Au bourg de Plœgat-Goerrand. — 1863.








  1. Les quatre pièces qui précèdent se rapportent à Charles-Marie-Gabriel Duparc, marquis de Locmaria.

      MM. Emile Souvestre et De la Villemarqué ont aussi publié chacun un gwerz sur l’évènement tragique qui a fourni le sujet de le clerc l’Amour, et le clerc de Lampaul (2 versions) — le premier, dans ses « Derniers Bretons », sous le titre de « Kloarek Laoudour », et le second, dans son Barzaz-Breiz, page 310, sous le titre de : « Le marquis de Guerrande. » Mes versions semblent donner à entendre qu’il y a eu deux crimes commis par le même personnage, dans des situations presque identiques.
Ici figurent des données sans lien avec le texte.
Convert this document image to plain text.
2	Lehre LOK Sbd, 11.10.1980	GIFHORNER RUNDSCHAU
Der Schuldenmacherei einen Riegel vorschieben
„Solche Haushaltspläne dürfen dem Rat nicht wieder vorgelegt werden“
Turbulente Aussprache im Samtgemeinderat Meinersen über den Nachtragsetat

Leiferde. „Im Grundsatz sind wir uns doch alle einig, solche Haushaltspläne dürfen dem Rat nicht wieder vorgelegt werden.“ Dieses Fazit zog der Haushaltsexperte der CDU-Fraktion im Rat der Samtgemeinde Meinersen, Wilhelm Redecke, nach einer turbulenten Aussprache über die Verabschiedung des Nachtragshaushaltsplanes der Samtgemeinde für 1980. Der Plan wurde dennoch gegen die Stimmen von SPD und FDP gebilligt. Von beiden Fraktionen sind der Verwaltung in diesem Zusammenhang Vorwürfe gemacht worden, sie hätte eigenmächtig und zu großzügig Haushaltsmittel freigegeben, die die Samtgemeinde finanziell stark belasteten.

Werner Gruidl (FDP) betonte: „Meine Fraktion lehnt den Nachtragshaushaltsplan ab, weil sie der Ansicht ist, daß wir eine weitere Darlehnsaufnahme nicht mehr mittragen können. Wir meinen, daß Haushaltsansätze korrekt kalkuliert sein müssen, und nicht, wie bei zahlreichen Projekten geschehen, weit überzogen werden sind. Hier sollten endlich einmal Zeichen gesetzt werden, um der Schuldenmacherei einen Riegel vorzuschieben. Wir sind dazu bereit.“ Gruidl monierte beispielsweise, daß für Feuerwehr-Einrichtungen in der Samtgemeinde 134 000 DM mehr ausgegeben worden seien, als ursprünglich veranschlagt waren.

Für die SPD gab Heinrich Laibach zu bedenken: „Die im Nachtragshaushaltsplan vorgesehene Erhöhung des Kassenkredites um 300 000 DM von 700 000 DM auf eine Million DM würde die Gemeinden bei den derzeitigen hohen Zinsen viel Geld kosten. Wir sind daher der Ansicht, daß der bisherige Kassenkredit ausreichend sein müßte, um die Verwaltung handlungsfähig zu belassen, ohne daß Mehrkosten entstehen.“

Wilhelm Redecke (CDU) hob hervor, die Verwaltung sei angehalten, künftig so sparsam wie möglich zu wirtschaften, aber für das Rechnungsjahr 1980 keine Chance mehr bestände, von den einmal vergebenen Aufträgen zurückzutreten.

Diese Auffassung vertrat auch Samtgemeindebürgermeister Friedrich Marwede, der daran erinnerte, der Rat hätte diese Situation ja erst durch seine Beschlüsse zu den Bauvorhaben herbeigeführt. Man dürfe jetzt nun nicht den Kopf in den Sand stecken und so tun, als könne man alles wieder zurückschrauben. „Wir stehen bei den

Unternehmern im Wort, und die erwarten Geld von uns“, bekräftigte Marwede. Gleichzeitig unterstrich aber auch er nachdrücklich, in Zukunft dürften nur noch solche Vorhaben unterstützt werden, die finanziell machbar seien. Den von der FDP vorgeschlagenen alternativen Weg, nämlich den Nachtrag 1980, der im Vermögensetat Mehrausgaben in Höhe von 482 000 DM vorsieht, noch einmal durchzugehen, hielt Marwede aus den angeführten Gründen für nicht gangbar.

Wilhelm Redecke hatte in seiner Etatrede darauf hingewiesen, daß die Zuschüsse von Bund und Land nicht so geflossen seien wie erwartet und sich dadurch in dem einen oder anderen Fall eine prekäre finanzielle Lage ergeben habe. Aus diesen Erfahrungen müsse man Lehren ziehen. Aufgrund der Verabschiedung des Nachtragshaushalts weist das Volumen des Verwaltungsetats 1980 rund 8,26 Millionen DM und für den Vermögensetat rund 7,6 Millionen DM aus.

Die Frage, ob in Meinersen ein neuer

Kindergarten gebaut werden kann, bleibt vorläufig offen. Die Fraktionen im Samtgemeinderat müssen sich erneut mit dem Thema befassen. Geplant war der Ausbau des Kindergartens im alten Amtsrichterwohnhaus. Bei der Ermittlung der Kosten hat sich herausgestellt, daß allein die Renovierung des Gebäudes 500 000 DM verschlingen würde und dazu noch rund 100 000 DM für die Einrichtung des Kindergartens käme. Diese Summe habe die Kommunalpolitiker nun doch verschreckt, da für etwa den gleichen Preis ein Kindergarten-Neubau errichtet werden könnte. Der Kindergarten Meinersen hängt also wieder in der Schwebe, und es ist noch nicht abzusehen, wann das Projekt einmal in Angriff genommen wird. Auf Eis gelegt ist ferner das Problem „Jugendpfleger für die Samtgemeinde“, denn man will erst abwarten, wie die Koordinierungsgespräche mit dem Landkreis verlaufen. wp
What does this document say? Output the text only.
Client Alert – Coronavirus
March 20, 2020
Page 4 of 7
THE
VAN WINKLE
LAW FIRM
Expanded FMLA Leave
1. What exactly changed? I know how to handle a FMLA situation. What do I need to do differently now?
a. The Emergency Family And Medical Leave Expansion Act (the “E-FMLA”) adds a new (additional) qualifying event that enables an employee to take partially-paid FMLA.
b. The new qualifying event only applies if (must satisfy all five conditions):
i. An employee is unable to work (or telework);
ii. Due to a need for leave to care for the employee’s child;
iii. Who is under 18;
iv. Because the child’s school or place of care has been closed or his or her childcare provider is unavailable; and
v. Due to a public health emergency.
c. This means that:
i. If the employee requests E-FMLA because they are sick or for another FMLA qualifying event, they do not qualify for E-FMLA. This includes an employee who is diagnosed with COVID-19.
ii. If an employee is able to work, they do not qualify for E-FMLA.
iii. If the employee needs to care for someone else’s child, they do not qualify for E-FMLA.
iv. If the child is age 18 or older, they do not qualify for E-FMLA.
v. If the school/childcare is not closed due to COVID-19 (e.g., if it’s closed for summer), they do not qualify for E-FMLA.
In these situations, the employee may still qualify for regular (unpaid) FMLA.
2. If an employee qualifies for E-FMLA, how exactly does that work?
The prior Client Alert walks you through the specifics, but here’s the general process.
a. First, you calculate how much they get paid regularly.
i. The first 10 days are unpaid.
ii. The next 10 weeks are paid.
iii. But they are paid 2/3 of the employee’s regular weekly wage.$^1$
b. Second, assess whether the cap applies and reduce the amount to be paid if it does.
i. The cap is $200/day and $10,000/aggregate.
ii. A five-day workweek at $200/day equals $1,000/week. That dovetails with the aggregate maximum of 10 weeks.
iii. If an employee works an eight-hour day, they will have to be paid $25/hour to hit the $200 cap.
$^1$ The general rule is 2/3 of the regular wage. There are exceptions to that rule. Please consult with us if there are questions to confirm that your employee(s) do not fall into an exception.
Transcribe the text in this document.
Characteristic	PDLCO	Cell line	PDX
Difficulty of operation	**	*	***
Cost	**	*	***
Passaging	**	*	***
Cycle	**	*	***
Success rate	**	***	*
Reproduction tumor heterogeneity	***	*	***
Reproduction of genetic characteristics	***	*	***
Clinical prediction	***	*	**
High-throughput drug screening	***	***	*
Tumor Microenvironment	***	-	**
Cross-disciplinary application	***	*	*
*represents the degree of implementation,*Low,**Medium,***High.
Cela peut provenir de l’altération du chant primitif, qui semble avoir été l’objet de plusieurs imitations. D’ailleurs, le marquis de Locmaria avait une si mauvaise réputation dans tout le pays qu’on n’a pas dû éprouver grand scrupule, dans le peuple, à charger sa mémoire d’un crime de plus.

      Louis-François Duparc Locmaria de Guerrande, dont Madame de Sévigné parle dans ses lettres comme d’un des cavaliers les plus accomplis de la cour de Versailles, sous Louis XIV, ne parait avoir passé dans son château de Guerrande, dans la commune de Ploegat-Guerrande, arrondissement de Morlaix, que le temps nécessaire pour les importants travaux qu’il y fit exécuter sous la direction du fameux Le Nôtre. Mais son fils, Charles-Marie-Gabriel Duparc, imbu des idées les plus féodales, se hâta de les mettre en pratique, à la mort de son père. C’était, selon les traditions du pays, un homme de forte corpulence, aux cheveux roux, à l’extérieur sauvage et brutal. On peut juger d’après les traditions et les chants qu’a conservés la mémoire populaire, de quel effroi le redoutable « Markis brunn, » marquis rouge, comme on l’appelait dans le peuple, remplit, pendant quarante ans, nos campagnes. Meurtres, rapts, violences et exactions de toute espèce, commises malgré les autorités locales, malgré l’exemple et les leçons de sa vertueuse aïeule [Claude de Novet], — tout cela ne cessa qu’à la mort du marquis, arrivée le 9 décembre 1769. On dit [Barzaz-Breiz, page 310, 6e édition] que lorsqu’il sortait, sa mère courait elle-même sonner la cloche du château, pour donner l’alarme au canton.

      Cependant la pièce qui précède [Le marquis de Guerrande], si elle ne se rapporte pas à son père, comme le croient quelques-uns, nous le montre converti, à son lit de mort, et tout préoccupé du salut de son âme et de la réparation des fautes et des crimes de sa jeunesse désordonnée. Certains passages, comme celui-ci, par exemple : « Entre Morlaix et Guerrande, j’ai cent et une marquises, » me feraient croire que c’est bien de lui qu’il est question dans ce gwerz, et non de son père le courtisan. D’un autre côté, les grands trésors dont il est fait mention ne peuvent guère se rapporter à lui, car il dépensait beaucoup.